École des chartes » ELEC » Correspondance et états de situation » 1820 » 1820, 8 mai. Direction des Travaux de Paris. À Monsieur le baron Mounier, conseiller d’État, Directeur général de l’administration départementale

1820, 8 mai. Direction des Travaux de Paris. À Monsieur le baron Mounier, conseiller d’État, Directeur général de l’administration départementale

. Paris

Église Saint-Germain-des-Prés.

  • Arch. nat., F 13-882 nos 16 à 18

Monsieur le Baron,

J’ai été averti par les journaux il y a quelques jours que des dégradations majeures s’étaient manifestées à l’église Saint-Germain-des-Prés. Je me suis hâté d’aller voir cet édifice, et j’ai été réellement effrayé de l’état dans lequel je l’ai trouvé. J’ai réuni aussitôt MM. Rondelet et Gisors, membres du Conseil des Bâtiments civils, Molinos et Rohault, architectes des deux préfectures, Debret, architecte de l’église de Saint-Denis et Godde, architecte des églises de Paris, et par conséquent de Saint-Germain-des-Prés, et j’ai passé avec eux deux heures dans l’église même samedi dernier.

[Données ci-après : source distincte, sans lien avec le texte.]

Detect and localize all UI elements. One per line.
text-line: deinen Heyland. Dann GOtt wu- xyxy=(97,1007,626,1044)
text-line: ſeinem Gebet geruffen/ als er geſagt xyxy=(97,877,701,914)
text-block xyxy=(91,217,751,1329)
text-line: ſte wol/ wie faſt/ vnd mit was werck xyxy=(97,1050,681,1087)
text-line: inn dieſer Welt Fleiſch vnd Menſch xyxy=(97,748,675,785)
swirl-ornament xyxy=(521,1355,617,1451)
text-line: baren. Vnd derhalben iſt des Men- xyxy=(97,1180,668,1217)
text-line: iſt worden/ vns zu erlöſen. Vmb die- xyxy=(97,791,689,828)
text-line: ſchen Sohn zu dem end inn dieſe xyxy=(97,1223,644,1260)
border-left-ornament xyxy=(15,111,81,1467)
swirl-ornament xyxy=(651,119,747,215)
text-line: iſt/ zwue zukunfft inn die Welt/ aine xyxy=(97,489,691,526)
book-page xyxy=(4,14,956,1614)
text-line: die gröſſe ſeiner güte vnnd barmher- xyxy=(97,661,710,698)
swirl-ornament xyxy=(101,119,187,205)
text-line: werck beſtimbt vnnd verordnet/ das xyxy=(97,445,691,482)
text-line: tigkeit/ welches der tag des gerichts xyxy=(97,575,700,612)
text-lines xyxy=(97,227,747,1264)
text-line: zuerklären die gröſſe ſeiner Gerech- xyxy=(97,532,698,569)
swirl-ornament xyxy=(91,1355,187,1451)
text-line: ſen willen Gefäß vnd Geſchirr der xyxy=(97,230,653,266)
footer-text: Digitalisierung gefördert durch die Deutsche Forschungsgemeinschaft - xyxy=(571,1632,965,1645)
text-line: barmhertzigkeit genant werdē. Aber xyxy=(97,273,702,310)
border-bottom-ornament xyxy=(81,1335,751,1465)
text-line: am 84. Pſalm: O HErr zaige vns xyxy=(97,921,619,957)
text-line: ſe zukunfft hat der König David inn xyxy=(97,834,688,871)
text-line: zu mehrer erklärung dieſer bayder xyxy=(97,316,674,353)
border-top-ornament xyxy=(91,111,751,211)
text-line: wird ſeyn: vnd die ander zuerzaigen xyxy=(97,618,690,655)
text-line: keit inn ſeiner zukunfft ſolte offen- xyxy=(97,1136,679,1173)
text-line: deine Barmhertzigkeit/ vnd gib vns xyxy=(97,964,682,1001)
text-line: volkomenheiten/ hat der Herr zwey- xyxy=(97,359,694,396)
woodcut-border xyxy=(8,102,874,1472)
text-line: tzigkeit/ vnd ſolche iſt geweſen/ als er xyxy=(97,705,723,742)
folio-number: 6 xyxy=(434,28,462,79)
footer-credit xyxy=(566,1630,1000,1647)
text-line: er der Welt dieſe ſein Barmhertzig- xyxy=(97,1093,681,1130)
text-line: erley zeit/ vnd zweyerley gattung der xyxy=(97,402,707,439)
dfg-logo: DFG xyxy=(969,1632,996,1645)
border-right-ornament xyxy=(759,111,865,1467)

Nous avons appris que les piliers de la nef avaient donné depuis quelques temps des indices de décomposition qui avaient été observés soigneusement mais que tout à coup un de ces piliers, il y a de cela vingt jours environ, s’était gercé, fracturé, et qu’il avait fallu l’étayer avec précipitation ; un second pilier a cédé presque en même temps, enfin les autres se sont gercés à leur tour et il a fallu songer à étayer toute la nef pour la préserver d’une chute prochaine. Nous avons tous reconnu que cette dégradation tenait à l’âge des constructions, à la décomposition totale des matériaux de tout le bas de la nef, qui est la partie la plus anciennement bâtie  ; qu’il était indispensable de reconstruire la nef dont la restauration coûterait à peu près aussi cher et laisserait encore des inquiétudes graves à cause des effets que le décintrement pourrait produire sur les parties à conserver ; qu’il faudrait consolider et décharger les piliers des bras de la croix ; mais que jusqu’à ce moment le chœur ne présentait aucun indice de péril et qu’on pouvait y continuer sans inconvénient l’exercice du culte en prenant toutefois la précaution de ménager une nouvelle entrée aux fidèles par une porte que l’on vient d’ouvrir du côté de la sacristie et sans passer par la nef. Nous avons pris des dispositions pour que dès hier on pût célébrer l’office et admettre le public dans le chœur sans aucun danger. Le système d’étaiement bien conçu par M. Godde, architecte de l’édifice, se complète, et l’on peut compter que les dégradations qui se manifestaient et se propageaient avec une rapidité vraiment alarmante, seront maintenues de manière à prévenir tous les accidents.

Il paraît du reste certain que pour décharger les piliers des bras de la croix, il faudra démolir de suite les deux tours voisines du chœur, et que la nef toute entière devra être reprise en sous-œuvre ou reconstruite.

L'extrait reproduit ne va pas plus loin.